Thus the divorced wife, who was yet hardly more than a girl, found herself left alone in Rome. She shut herself off entirely from the world, never venturing into society lest people should whisper to one another as she passed,—"la condannata!" She received no one but her father confessor, who came to her once a week. The sins which she had to confess to him were,—the doubting of providence, rebellion against human justice, forbidden dreams in waking hours, envy of others' happiness, aversion to prayer, and hatred of life—all sins for which she had to do penance.

Meanwhile quite a different sort of life was being led in the other wing of the palace. She could not but hear, from time to time, sounds of mirth and gaiety in the adjoining garden, or even through the solid partition-wall of the house. Voices that she knew only too well, and some that she hated, penetrated to her ears and drove her from one room to another.

In due time, however, the malarial fever of the Italian summer came to her as another distraction. It was an intermittent fever, and for six weeks she was subject to its periodical attacks, which returned every third day with the constancy of a devoted lover. When at length she began to mend, her physician prescribed a change of air. Knowing that his patient could not absent herself from Rome and its vicinity, he did not send her to Switzerland, but to Tivoli and Monte Mario; and even before venturing on these brief excursions she was obliged to ask permission at the Vatican. The convalescent was allowed to spend her days on Monte Mario, but required to return to Rome at nightfall. Good morals and good laws demanded this.

Nevertheless, even this slight change—the drives to and from Monte Mario, and the mountain air during the fine autumn days—did the princess good, and eventually restored her health.

Meanwhile there was more than one momentous change in the political world, but Blanka heeded them not.

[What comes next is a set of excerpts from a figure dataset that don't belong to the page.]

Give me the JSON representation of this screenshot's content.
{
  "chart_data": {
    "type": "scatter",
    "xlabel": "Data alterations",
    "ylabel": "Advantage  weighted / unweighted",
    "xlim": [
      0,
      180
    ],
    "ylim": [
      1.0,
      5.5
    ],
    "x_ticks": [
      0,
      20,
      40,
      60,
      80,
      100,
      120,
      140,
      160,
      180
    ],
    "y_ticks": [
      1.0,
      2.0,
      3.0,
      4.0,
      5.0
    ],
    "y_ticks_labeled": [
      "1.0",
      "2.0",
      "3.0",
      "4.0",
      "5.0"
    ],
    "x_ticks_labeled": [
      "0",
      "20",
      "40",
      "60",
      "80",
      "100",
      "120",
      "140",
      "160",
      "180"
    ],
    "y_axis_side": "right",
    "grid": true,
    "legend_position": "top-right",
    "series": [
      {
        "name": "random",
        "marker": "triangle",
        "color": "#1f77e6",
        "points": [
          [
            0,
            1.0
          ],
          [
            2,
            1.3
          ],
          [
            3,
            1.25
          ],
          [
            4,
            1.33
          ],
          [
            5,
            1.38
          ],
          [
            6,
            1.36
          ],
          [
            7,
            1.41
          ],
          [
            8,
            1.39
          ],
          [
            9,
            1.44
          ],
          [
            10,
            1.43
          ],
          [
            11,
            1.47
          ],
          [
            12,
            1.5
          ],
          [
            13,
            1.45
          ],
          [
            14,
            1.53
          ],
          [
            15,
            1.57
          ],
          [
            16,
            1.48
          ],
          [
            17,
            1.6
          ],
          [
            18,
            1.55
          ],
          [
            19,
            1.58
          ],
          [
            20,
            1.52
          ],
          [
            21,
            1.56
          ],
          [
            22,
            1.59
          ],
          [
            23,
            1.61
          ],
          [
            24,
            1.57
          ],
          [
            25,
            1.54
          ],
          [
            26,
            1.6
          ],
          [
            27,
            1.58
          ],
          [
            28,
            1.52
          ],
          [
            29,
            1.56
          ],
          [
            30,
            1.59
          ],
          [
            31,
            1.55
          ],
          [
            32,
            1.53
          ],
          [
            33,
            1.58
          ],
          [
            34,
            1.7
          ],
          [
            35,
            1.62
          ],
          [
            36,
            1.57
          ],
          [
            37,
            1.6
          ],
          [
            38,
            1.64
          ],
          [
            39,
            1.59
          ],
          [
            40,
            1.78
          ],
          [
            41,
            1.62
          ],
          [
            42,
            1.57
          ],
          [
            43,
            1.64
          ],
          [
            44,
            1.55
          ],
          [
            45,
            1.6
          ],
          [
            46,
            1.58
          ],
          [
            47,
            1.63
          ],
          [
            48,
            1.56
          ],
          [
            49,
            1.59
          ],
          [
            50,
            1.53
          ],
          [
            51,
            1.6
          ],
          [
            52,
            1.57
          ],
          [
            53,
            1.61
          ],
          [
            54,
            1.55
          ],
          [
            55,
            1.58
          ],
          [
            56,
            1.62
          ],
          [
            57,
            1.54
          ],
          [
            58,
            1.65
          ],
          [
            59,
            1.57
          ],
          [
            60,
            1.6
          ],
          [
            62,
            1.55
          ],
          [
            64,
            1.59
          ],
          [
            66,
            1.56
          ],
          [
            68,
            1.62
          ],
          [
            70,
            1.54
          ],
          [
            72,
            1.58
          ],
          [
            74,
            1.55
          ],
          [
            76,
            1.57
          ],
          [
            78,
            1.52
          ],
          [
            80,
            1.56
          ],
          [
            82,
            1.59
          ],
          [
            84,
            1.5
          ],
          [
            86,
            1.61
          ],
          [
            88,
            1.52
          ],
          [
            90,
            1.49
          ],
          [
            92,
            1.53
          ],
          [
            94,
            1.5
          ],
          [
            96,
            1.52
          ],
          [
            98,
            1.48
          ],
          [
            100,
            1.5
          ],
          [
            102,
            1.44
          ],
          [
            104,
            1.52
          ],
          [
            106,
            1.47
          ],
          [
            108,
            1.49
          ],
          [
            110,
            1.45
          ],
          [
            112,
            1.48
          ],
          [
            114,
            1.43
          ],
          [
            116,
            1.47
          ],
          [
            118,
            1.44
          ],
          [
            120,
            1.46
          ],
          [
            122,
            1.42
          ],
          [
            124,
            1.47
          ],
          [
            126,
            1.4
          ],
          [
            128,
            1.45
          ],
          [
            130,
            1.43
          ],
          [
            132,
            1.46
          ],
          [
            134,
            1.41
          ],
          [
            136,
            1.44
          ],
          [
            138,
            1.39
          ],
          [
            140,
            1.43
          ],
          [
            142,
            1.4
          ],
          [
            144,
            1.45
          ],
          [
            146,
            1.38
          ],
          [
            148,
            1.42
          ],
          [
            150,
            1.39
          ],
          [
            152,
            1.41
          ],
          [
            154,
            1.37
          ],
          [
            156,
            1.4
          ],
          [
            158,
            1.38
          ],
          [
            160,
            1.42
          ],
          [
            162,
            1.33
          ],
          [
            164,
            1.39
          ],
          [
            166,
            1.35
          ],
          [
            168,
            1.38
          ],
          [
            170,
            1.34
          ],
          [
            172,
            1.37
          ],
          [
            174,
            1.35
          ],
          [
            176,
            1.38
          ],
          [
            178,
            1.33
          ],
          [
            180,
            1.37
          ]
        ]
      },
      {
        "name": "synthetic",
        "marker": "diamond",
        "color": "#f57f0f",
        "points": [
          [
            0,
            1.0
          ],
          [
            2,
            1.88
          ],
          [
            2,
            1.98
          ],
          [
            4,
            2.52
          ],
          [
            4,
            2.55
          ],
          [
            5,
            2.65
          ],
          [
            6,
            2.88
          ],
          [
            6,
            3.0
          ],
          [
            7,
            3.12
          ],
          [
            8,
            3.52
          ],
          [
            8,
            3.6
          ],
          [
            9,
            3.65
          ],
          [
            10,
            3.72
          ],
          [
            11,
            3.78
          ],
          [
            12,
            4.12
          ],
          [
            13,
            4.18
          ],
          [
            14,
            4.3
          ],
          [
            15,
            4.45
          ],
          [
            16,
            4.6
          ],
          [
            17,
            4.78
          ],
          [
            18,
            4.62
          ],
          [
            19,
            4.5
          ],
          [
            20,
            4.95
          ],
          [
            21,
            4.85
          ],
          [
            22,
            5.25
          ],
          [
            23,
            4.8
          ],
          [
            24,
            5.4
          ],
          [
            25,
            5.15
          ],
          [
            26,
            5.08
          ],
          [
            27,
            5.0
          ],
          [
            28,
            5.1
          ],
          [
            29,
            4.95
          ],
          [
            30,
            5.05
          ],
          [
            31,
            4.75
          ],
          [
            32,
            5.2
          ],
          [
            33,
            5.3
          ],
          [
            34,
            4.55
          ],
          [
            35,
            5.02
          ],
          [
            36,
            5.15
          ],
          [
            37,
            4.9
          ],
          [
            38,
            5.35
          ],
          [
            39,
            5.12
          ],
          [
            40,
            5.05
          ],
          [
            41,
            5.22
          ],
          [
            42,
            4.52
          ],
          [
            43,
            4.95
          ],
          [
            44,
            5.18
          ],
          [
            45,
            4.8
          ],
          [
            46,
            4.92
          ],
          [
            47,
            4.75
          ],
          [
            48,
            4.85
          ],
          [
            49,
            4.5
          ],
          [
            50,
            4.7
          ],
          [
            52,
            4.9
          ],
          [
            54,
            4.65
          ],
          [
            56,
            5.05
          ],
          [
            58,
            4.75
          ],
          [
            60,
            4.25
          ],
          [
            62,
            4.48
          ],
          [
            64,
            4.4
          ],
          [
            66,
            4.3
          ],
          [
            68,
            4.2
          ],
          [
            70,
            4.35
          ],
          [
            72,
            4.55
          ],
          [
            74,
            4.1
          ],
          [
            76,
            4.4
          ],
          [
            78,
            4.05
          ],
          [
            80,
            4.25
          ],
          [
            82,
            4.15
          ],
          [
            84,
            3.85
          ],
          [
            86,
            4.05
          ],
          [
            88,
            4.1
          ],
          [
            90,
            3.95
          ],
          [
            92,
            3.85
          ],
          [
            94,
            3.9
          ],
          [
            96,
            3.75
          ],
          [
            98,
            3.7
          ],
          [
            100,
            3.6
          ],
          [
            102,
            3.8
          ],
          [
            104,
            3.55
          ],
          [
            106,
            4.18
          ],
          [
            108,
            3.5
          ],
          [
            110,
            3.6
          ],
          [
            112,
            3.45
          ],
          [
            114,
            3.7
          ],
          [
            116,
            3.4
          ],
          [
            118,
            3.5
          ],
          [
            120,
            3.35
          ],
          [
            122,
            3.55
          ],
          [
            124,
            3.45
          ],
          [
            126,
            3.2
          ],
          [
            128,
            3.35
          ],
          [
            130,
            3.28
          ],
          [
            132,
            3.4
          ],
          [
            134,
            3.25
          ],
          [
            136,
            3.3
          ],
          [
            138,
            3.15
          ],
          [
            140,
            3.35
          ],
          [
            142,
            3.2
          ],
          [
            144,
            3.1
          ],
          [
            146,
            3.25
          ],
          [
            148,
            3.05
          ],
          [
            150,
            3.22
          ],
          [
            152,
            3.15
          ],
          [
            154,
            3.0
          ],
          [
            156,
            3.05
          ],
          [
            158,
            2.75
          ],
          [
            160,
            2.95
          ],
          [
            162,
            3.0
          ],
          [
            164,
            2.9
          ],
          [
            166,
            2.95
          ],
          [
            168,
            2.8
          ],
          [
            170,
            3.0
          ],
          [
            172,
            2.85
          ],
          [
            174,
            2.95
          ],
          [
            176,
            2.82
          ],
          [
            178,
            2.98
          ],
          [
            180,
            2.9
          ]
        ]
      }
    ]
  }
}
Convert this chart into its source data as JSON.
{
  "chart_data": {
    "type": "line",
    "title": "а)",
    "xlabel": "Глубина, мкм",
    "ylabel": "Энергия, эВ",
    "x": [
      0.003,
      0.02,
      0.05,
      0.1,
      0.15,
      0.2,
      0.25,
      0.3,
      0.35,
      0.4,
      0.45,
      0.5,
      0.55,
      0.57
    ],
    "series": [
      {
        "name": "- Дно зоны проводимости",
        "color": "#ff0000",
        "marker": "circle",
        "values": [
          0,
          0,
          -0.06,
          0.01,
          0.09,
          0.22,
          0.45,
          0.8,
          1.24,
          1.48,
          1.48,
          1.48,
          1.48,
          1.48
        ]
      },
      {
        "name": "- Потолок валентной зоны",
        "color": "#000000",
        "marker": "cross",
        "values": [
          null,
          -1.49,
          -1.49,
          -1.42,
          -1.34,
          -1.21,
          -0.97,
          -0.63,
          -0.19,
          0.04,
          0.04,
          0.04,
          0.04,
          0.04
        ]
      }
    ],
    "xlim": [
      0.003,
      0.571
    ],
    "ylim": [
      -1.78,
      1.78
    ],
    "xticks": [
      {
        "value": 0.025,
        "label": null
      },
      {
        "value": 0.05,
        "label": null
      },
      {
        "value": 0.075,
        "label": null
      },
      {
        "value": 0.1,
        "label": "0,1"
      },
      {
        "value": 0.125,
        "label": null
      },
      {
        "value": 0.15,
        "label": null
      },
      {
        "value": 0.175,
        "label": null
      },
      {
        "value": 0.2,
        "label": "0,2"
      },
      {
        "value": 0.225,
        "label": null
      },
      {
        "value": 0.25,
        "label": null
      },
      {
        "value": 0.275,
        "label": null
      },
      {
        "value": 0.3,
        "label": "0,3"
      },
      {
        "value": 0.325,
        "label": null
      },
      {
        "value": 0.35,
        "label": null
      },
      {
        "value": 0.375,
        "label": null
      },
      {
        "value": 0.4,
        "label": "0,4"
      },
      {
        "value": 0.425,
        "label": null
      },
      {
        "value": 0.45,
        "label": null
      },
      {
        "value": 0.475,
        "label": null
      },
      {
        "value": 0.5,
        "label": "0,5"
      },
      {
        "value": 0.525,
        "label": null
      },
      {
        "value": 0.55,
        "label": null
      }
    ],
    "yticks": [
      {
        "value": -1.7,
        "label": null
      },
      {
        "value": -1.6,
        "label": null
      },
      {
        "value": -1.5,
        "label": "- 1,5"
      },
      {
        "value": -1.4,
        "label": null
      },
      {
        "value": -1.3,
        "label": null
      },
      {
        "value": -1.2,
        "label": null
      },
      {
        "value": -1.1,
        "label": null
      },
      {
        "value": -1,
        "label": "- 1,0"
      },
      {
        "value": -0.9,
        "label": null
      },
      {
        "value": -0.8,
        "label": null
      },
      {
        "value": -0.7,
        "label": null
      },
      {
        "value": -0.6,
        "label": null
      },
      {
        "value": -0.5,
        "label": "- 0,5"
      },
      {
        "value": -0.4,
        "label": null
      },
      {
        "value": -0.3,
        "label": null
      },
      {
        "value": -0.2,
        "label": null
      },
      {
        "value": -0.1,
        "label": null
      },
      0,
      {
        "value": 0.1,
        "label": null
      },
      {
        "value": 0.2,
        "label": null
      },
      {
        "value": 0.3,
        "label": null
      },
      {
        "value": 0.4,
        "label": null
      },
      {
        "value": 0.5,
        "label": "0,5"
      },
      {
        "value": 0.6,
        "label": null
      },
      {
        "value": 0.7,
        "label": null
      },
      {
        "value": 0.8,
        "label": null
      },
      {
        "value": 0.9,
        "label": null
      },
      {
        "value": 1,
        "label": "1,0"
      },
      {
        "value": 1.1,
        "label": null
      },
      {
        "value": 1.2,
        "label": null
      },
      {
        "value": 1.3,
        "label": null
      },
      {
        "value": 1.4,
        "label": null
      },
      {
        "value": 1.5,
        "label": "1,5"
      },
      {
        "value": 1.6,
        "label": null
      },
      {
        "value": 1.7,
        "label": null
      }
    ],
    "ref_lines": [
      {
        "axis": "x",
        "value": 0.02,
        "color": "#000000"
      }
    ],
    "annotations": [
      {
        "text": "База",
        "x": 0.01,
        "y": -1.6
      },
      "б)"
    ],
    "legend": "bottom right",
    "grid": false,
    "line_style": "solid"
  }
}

What signified to her the watchword of the period,—"Liberty?" What liberty had she? Even were all the world beside free, she was not free to love.


CHAPTER XII.

A GHOSTLY VISITANT.

It was the irony of fate that the mansion which had been assigned as a permanent dwelling-place to the woman condemned to a life of asceticism, had been originally fitted up as a fairy love-palace for a beautiful creature, possessed of an unquenchable thirst for the fleeting joys of this earthly existence. Over the richly carved mantelpiece in Blanka's sleeping-room was what looked like a splendid bas-relief in marble. It was in reality no bas-relief at all, but a wonderfully skilful bit of painting, so cleverly imitating the sculptor's chisel that even a closer inspection failed to detect the deception. It represented a recumbent Sappho playing on a nine-stringed lyre. The opening in the sounding-board of the instrument appeared to be a veritable hole over which real strings were stretched.